I find out the average of those groups: a0,a1,…,a10

I want to find out (or approximate) a new standard deviation taking now as a sample the averages of those groups of 100 numbers: a0,a1,…,a10

The data I know at the start is the standard deviation of the whole population of 1000 numbers, and the size 100 of those groups. I need to find out the new standard deviation of the sample a0,a1,…,a10 without knowing ai values

I have tried dividing the standard deviation of the full population by sqrt(n) and I get close, is there a more precises way?

Best Answer

I think you are doing it correctly by dividing the sample standard deviation by $\sqrt{n}$, however, there is a reason why the number is not exactly what you expect.

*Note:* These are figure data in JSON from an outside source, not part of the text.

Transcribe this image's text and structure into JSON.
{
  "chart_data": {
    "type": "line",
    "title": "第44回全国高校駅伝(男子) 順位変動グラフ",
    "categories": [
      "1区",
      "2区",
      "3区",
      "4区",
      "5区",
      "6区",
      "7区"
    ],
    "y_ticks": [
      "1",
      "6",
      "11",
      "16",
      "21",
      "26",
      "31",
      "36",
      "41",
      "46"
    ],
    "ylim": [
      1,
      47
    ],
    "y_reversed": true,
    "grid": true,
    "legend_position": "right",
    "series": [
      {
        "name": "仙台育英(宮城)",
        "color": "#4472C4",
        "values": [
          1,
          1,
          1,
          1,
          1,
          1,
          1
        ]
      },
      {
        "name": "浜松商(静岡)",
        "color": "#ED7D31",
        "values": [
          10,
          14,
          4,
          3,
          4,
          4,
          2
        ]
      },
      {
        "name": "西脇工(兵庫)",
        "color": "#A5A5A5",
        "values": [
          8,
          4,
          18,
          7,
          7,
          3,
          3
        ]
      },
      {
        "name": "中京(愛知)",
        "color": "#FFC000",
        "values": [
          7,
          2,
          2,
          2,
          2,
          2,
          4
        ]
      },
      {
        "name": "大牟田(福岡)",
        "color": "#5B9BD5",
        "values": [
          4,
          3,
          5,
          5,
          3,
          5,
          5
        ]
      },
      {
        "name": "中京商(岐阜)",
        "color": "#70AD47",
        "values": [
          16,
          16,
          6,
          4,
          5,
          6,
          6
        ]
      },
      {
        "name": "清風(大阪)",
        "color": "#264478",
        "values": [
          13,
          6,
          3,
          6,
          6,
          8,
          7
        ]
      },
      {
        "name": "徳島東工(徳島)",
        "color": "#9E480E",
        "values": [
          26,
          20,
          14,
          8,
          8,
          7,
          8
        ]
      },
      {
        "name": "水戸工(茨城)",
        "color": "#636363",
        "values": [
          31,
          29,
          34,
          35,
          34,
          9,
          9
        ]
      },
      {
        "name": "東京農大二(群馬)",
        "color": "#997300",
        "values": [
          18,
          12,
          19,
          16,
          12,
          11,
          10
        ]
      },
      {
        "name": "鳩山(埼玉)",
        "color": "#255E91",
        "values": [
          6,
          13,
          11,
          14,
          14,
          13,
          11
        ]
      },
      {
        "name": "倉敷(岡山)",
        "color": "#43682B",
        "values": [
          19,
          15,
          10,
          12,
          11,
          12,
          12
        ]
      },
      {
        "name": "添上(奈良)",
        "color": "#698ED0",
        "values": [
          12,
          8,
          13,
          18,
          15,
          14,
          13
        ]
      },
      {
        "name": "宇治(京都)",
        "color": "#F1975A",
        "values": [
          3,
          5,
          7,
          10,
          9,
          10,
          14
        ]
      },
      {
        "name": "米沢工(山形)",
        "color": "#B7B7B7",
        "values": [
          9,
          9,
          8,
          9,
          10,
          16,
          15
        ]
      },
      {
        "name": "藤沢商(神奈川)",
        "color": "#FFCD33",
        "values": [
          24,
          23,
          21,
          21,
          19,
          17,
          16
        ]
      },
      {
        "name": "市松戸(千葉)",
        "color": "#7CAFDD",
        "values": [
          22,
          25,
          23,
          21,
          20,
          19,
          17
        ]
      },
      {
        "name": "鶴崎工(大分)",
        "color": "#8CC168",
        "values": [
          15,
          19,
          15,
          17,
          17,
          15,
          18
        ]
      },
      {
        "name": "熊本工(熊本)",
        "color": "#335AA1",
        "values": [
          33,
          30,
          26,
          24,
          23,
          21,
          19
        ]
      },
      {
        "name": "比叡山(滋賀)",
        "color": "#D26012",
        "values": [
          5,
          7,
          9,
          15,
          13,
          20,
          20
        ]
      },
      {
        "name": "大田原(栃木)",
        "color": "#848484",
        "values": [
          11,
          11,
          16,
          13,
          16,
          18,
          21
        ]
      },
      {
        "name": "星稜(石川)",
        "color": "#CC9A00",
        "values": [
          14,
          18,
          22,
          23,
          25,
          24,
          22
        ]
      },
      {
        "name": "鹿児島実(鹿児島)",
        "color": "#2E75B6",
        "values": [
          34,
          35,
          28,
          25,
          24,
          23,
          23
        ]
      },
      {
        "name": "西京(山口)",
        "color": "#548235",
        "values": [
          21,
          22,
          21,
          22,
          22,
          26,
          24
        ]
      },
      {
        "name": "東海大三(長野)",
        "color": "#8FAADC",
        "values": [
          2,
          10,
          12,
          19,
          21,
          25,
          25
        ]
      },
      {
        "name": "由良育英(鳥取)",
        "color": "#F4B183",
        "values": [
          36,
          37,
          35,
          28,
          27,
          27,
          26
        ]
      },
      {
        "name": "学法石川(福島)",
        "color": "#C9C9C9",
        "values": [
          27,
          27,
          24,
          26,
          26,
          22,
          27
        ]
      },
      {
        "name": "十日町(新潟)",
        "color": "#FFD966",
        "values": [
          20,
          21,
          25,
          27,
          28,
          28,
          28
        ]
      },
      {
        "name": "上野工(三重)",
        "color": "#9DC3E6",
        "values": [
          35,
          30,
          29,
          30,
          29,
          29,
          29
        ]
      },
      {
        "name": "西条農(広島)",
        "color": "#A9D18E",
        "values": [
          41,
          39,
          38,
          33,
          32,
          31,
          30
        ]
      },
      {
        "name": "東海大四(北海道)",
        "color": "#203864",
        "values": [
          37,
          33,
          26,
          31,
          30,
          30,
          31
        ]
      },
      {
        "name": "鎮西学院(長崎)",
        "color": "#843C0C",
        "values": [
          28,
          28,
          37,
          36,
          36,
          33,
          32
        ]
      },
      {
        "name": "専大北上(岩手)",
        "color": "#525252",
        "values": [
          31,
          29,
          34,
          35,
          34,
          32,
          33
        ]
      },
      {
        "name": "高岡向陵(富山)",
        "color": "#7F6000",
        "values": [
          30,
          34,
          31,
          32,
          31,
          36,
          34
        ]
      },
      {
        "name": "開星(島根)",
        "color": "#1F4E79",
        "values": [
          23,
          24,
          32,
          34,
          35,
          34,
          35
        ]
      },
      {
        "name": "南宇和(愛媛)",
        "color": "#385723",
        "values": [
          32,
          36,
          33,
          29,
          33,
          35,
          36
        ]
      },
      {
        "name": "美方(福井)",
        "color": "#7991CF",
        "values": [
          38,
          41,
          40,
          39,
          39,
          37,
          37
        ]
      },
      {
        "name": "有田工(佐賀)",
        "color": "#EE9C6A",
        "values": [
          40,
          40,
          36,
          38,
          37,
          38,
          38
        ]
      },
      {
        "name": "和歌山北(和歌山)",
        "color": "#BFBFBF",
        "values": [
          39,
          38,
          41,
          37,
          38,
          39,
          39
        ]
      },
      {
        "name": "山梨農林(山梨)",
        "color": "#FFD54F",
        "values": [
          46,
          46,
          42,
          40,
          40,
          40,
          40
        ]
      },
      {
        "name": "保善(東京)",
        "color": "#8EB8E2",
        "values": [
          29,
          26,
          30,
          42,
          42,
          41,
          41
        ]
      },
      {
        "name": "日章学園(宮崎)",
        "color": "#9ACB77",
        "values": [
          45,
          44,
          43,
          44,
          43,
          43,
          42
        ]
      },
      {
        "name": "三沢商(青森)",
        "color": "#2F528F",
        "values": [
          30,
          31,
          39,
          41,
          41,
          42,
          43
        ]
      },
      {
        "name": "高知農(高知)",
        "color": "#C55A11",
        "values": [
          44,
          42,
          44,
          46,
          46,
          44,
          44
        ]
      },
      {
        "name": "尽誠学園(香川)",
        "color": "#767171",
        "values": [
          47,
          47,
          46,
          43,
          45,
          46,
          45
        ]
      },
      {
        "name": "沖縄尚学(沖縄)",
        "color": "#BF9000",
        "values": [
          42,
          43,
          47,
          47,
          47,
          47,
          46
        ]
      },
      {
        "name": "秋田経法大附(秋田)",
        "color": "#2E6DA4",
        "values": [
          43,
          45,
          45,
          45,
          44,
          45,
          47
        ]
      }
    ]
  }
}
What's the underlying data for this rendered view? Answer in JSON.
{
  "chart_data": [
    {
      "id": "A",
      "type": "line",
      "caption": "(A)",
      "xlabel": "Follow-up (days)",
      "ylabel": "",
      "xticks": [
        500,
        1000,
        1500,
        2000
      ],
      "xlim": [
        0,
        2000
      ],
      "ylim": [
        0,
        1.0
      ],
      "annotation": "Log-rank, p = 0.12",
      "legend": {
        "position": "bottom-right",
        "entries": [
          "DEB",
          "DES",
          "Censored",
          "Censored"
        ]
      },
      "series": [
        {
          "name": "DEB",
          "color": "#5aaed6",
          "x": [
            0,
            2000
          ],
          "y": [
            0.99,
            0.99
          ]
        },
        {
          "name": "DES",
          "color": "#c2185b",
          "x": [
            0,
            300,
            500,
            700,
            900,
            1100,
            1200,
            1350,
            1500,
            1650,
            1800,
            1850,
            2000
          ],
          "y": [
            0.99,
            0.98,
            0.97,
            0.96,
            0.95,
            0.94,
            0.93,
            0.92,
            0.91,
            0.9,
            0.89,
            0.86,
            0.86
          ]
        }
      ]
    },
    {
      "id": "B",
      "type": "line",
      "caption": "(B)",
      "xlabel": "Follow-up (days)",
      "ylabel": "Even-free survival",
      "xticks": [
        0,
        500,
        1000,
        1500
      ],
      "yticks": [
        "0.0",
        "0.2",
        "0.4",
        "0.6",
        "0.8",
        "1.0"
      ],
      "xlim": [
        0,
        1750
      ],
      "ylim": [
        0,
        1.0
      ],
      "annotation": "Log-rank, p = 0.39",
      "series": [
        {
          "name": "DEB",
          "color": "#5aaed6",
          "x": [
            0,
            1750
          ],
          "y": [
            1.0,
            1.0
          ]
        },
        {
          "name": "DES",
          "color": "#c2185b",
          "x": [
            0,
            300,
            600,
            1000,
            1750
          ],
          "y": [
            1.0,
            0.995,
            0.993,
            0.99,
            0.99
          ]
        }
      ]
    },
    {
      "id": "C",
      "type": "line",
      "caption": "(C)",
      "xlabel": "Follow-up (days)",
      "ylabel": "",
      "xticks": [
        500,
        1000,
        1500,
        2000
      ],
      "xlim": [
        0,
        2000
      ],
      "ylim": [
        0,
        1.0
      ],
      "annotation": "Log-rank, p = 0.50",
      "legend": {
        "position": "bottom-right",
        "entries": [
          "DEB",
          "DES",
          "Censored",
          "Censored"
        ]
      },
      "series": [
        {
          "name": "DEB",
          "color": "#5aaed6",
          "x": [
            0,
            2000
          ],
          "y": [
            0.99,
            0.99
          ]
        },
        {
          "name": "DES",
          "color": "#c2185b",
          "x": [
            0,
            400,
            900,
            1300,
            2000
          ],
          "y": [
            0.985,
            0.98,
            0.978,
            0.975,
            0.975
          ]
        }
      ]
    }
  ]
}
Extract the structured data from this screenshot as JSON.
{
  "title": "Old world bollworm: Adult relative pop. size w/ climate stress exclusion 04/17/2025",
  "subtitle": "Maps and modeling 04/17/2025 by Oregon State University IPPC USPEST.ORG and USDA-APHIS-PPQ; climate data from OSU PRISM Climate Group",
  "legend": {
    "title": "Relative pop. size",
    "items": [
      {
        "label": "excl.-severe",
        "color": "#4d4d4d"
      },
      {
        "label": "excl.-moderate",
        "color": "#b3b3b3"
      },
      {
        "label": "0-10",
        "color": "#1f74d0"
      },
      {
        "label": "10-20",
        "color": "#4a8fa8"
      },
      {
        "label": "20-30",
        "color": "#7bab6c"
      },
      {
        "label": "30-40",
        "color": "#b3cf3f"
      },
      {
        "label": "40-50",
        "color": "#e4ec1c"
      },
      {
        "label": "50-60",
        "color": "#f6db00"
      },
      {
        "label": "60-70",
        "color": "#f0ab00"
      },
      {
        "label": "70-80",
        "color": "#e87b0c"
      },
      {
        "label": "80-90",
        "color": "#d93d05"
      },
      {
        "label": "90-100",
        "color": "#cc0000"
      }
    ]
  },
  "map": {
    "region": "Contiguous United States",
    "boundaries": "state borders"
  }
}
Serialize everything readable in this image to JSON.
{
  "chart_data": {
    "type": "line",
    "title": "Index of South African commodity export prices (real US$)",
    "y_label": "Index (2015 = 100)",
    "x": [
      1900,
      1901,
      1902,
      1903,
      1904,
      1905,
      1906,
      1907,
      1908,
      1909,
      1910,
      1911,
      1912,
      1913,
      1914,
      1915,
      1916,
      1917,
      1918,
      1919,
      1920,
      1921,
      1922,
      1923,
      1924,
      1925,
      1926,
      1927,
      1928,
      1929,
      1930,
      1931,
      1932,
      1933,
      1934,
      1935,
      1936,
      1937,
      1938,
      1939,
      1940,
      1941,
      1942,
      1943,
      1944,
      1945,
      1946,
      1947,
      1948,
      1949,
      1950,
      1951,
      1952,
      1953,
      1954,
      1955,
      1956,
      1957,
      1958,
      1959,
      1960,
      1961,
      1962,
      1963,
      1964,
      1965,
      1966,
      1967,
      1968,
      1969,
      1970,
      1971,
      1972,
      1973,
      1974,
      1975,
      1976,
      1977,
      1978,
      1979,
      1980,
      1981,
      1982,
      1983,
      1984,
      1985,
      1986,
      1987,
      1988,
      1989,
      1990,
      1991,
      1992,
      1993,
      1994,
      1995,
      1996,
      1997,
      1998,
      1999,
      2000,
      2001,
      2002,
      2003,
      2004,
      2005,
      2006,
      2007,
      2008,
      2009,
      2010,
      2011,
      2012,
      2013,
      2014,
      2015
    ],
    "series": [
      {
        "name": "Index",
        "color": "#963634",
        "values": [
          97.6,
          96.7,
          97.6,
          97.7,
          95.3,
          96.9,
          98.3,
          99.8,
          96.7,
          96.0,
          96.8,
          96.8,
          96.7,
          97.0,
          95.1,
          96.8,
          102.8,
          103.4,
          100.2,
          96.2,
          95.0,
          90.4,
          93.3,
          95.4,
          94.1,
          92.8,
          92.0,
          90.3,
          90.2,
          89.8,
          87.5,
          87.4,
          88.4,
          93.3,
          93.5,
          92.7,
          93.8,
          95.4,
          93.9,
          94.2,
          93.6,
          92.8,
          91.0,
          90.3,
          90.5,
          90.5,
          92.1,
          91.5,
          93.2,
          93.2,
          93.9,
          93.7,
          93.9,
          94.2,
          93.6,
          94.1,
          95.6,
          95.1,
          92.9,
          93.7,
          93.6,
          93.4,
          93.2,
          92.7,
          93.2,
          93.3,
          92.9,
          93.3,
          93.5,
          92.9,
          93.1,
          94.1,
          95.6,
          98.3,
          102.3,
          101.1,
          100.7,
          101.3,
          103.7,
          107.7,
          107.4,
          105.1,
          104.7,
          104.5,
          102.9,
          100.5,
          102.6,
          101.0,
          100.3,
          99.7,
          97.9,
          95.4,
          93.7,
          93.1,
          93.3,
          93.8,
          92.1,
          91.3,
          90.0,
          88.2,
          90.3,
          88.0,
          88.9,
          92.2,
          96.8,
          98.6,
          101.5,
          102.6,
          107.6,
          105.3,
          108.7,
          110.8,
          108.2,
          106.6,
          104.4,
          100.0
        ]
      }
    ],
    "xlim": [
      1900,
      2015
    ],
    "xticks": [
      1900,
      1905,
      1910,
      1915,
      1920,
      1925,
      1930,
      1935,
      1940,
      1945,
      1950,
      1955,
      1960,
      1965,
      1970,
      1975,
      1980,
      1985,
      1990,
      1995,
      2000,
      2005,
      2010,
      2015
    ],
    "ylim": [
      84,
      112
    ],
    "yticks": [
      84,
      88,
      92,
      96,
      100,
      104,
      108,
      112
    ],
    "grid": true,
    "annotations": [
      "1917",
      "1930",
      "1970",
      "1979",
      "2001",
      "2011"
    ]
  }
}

As the Central Limit Theorem says, if you have a population, independently of its distribution (so, not necessarily normal), the average of a sample will be distributed as a normal distribution. That means that if you sample an infinite number of 100 groups and compute the mean of each sample, these mean values will follow a normal distribution. The standard deviation of the mean estimate (that is, the standard error) will be indeed the average divided by $\sqrt{n}$.

However, if you don't get closer to the expected number, it may be a sampling issue. In that case, your means (and standard deviations) are almost normal, but not quite, and its computation is subject to error. This is precisely what Student's t-distribution models, so that's a way of narrow down your estimates with confidence intervals. Or, increase the number of samples.